“这可是好酒,拿来安慰你好了。”
叶铮眼睛一亮,对着壶嘴直接喝了起来,而后抹了抹嘴。
“梨花白啊,当得上好酒!”
而在此时,如玉石相击、山间清泉的声音自阴影中传来。
“酒虽醇香,不可多饮。”
谢逸致拢了拢衣袍,面上显出个温软的笑来。
“果真是你。”
作者有话要说: 有匪君子,如金如锡,如圭如璧。——《诗经》
仿佛兮若轻云之蔽月,飘飖兮若流风之回雪。——《洛神赋》
第75章 千灯盛宴 05
谢逸致和槲生那日在书阁里挑选了不少东西, 有答应好要给谢鲤带的话本子,也有谢逸致喜欢的一些术法典籍,剩下的便是槲生精挑细选出来打算让谢逸致好好精读一番的风月话本。

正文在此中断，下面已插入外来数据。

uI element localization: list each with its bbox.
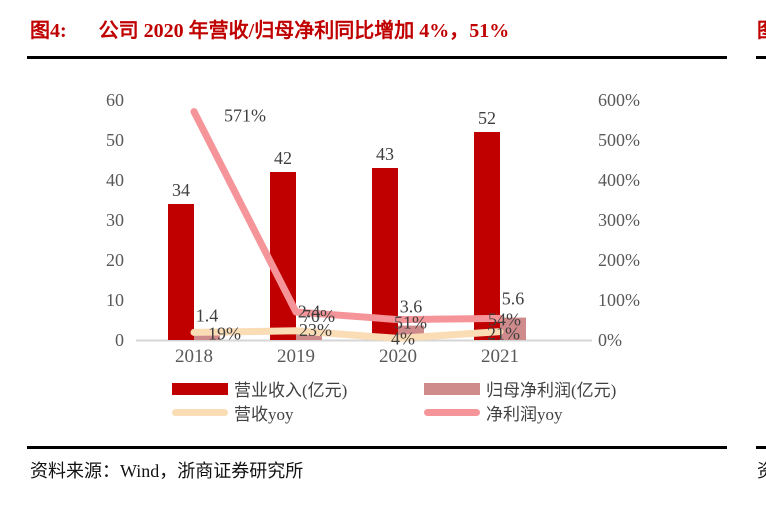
- bar-revenue-2021: [474, 132, 500, 340]
- legend-item-net-profit: 归母净利润(亿元): [424, 376, 616, 401]
- data-label-net-profit: 1.4: [196, 305, 219, 325]
- data-label-revenue: 52: [478, 108, 496, 128]
- revenue-yoy-line-swatch: [172, 409, 228, 416]
- left-axis-tick-label: 20: [106, 250, 124, 270]
- legend-item-revenue: 营业收入(亿元): [172, 376, 347, 401]
- right-axis-tick-label: 200%: [598, 250, 640, 270]
- figure-caption: 公司 2020 年营收/归母净利同比增加 4%，51%: [98, 20, 510, 42]
- data-label-net-profit: 2.4: [298, 301, 321, 321]
- line-revenue-yoy: [190, 327, 504, 342]
- bar-net-profit-2018: [194, 334, 220, 340]
- data-label-revenue: 42: [274, 148, 292, 168]
- footer-rule: [27, 446, 727, 449]
- right-axis-tick-label: 400%: [598, 170, 640, 190]
- combo-chart: 01020304050600%100%200%300%400%500%600%2…: [106, 90, 640, 367]
- left-axis-tick-label: 40: [106, 170, 124, 190]
- x-axis-category-label: 2018: [175, 346, 213, 367]
- bar-revenue-2020: [372, 168, 398, 340]
- data-label-net-profit-yoy: 571%: [224, 106, 266, 126]
- chart-area: 0 10 20 30 40 50 60 0% 100% 200% 300% 400% 500% 600% 2…: [106, 90, 640, 367]
- title-rule-fragment: [756, 56, 766, 59]
- data-label-revenue-yoy: 19%: [208, 323, 241, 343]
- net-profit-yoy-line-swatch: [424, 409, 480, 416]
- next-column-figure-fragment: 图: [757, 14, 766, 43]
- figure-title: 图4: 公司 2020 年营收/归母净利同比增加 4%，51%: [30, 14, 509, 43]
- data-label-net-profit: 3.6: [400, 297, 423, 317]
- title-rule: [27, 56, 727, 59]
- footer-rule-fragment: [756, 446, 766, 449]
- data-label-net-profit-yoy: 54%: [488, 309, 521, 329]
- legend-item-revenue-yoy: 营收yoy: [172, 400, 294, 425]
- chart-legend: 营业收入(亿元) 归母净利润(亿元) 营收yoy 净利润yoy: [0, 372, 766, 428]
- data-label-net-profit-yoy: 51%: [394, 313, 427, 333]
- line-net-profit-yoy: [190, 108, 504, 324]
- x-axis-category-label: 2019: [277, 346, 315, 367]
- right-axis-tick-label: 0%: [598, 330, 622, 350]
- x-axis-category-label: 2020: [379, 346, 417, 367]
- left-axis-tick-label: 10: [106, 290, 124, 310]
- revenue-bar-swatch: [172, 382, 228, 395]
- data-label-revenue: 34: [172, 180, 190, 200]
- right-axis-tick-label: 600%: [598, 90, 640, 110]
- net-profit-bar-swatch: [424, 382, 480, 395]
- legend-label-revenue-yoy: 营收yoy: [234, 405, 294, 424]
- next-column-source-fragment: 资: [757, 457, 766, 483]
- data-label-revenue-yoy: 21%: [487, 324, 520, 344]
- bar-revenue-2019: [270, 172, 296, 340]
- data-label-net-profit-yoy: 70%: [302, 306, 335, 326]
- bar-net-profit-2021: [500, 317, 526, 340]
- legend-item-net-profit-yoy: 净利润yoy: [424, 400, 563, 425]
- legend-label-net-profit-yoy: 净利润yoy: [486, 405, 563, 424]
- data-label-revenue: 43: [376, 144, 394, 164]
- legend-label-net-profit: 归母净利润(亿元): [486, 381, 617, 400]
- figure-number-label: 图4:: [30, 20, 67, 42]
- data-source-note: 资料来源：Wind，浙商证券研究所: [30, 461, 304, 481]
- data-label-revenue-yoy: 4%: [391, 328, 415, 348]
- right-axis-tick-label: 300%: [598, 210, 640, 230]
- left-axis-tick-label: 50: [106, 130, 124, 150]
- x-axis-category-label: 2021: [481, 346, 519, 367]
- left-axis-tick-label: 0: [115, 330, 124, 350]
- right-axis-tick-label: 100%: [598, 290, 640, 310]
- data-label-net-profit: 5.6: [502, 289, 525, 309]
- legend-label-revenue: 营业收入(亿元): [234, 381, 348, 400]
- right-axis-tick-label: 500%: [598, 130, 640, 150]
- left-axis-tick-label: 60: [106, 90, 124, 110]
- left-axis-tick-label: 30: [106, 210, 124, 230]
- data-label-revenue-yoy: 23%: [299, 320, 332, 340]
- bar-revenue-2018: [168, 204, 194, 340]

这些书整理出来足足有一尺高,他二人来此也不是仅仅为了话本子, 便留寄在此处, 打算千灯宴后再来取。
先前在二楼的那个紫衣少年像是受了岚老板的吩咐, 急忙忙下来招呼他们。
槲生没兴趣与外人说话,只是兀自翻着自己挑选的话本子, 连个眼神都没多分给那少年。谢逸致则不同,这少年刚刚出现时, 她就眼尖地瞥到了他佩在腰间的一枚小巧玉牌, 上面刻着一个叶字。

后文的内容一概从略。